Sample points, specified as the comma-separated pair consisting of 'SamplePoints' and either a vector of sample point values or one of the options in the following table when the input data is a table. The sample points represent the x-axis locations of the data, and must be sorted and contain unique elements. Sample points do not need to be uniformly sampled. The vector [1 2 3 ...] is the default.

When the input data is a table, you can specify the sample points as a table variable using one of the following options.

Option for Table InputDescriptionExamples
Variable name

A character vector or scalar string specifying a single table variable name

'Var1'

"Var1"

Scalar variable index

A scalar table variable index

3

Logical vector

A logical vector whose elements each correspond to a table variable, where true specifies the corresponding variable as the sample points, and all other elements are false

[true false false]

Function handle

A function handle that takes a table variable as input and returns a logical scalar, which must be true for only one table variable

@isnumeric

vartype subscript

A table subscript generated by the vartype function that returns a subscript for only one variable

vartype('numeric')

Note

This name-value pair is not supported when the input data is a timetable. Timetables always use the vector of row times as the sample points. To use different sample points, you must edit the timetable so that the row times contain the desired sample points.

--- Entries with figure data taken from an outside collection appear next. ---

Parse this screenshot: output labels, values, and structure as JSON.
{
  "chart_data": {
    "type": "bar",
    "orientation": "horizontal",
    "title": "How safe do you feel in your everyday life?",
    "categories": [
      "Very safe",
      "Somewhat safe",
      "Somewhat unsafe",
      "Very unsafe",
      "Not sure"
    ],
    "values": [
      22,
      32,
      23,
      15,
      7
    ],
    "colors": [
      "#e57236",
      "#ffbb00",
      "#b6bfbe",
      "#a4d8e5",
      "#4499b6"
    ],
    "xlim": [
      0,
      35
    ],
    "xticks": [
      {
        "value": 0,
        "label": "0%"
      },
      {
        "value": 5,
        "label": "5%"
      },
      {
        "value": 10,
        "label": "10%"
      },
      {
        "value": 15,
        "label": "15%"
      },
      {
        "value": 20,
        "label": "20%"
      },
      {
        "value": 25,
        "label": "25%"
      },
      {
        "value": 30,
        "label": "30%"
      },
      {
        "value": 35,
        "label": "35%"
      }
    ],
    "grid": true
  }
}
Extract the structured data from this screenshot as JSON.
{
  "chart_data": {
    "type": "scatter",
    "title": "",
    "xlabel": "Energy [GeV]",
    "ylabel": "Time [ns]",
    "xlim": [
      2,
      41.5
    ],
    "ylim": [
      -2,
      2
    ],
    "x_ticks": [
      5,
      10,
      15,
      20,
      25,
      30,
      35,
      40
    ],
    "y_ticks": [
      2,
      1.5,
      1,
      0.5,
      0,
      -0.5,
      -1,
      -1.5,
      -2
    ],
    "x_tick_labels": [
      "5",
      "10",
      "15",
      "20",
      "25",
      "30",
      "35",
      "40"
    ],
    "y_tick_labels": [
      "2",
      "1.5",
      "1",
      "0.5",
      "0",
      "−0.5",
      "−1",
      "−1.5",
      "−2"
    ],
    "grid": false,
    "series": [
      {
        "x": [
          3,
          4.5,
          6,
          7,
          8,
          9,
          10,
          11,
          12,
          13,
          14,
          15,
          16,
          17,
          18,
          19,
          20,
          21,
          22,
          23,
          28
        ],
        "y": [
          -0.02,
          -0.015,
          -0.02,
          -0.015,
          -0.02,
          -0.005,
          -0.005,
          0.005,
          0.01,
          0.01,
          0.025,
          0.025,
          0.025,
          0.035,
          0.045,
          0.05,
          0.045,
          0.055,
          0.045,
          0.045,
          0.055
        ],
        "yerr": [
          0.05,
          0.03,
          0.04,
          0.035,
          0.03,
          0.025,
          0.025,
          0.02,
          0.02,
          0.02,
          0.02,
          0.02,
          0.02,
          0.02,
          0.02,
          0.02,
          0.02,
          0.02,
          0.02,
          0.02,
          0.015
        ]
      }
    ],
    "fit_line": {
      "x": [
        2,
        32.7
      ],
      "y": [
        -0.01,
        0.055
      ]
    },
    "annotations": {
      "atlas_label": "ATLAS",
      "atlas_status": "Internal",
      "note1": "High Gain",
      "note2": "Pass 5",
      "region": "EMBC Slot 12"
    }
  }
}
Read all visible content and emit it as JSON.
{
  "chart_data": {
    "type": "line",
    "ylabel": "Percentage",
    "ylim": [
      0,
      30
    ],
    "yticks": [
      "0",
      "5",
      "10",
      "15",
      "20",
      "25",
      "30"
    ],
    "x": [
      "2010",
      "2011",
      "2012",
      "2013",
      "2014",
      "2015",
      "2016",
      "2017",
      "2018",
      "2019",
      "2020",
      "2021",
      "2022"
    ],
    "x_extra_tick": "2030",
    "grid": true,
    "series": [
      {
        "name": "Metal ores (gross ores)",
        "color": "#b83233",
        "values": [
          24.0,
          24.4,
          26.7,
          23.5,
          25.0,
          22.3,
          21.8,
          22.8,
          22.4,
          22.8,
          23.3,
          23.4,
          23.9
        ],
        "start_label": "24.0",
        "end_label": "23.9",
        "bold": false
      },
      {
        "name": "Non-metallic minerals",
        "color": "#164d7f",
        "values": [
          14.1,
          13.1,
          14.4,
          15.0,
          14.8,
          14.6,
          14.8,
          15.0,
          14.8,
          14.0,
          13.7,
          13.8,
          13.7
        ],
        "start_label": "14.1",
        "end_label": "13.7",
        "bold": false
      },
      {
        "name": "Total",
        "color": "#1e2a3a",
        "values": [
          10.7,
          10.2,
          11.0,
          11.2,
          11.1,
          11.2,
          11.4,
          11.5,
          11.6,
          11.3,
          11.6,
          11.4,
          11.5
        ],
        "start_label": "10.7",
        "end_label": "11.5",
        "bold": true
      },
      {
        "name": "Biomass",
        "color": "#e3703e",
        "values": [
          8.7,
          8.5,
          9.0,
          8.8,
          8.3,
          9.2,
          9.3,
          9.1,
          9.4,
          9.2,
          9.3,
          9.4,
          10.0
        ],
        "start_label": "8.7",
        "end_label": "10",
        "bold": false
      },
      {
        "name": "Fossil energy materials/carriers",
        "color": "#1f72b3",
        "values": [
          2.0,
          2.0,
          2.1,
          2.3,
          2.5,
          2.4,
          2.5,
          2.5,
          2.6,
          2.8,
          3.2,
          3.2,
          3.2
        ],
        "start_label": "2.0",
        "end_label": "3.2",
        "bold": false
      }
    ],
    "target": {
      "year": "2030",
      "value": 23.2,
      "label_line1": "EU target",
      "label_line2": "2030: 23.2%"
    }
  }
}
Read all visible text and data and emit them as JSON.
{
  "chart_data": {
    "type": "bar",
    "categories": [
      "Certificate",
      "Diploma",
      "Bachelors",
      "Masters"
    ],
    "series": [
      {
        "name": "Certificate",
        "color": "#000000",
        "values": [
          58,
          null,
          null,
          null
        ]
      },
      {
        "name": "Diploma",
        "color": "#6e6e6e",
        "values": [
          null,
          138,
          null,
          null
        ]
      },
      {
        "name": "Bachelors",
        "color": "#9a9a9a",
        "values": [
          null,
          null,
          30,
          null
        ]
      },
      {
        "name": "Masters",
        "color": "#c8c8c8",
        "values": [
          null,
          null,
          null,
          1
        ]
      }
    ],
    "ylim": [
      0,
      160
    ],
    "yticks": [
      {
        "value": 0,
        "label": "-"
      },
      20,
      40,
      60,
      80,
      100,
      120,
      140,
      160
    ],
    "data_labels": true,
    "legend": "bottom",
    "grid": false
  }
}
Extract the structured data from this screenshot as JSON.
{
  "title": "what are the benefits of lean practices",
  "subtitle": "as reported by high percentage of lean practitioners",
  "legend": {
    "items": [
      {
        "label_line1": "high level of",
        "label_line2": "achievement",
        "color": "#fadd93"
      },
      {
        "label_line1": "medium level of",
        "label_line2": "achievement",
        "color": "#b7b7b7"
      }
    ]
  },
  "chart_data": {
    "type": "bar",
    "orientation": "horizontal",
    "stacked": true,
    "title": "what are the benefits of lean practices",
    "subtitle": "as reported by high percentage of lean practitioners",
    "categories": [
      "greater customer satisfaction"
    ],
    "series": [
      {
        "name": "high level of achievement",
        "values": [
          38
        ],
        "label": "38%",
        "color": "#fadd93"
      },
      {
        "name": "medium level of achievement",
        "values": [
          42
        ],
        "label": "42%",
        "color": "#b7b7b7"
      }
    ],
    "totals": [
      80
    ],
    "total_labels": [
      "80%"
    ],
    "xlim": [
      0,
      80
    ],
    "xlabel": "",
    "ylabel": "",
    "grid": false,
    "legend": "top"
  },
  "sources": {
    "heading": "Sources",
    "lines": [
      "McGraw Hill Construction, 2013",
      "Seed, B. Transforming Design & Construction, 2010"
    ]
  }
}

Moving windows are defined relative to the sample points. For example, if t is a vector of times corresponding to the input data, then fillmissing(rand(1,10),'movmean',3,'SamplePoints',t) has a window that represents the time interval between t(i)-1.5 and t(i)+1.5.

When the sample points vector has data type datetime or duration, then the moving window length must have type duration.

Example: fillmissing([1 NaN 3 4],'linear','SamplePoints',[1 2.5 3 4])

Example: fillmissing(T,'linear','SamplePoints',"Var1")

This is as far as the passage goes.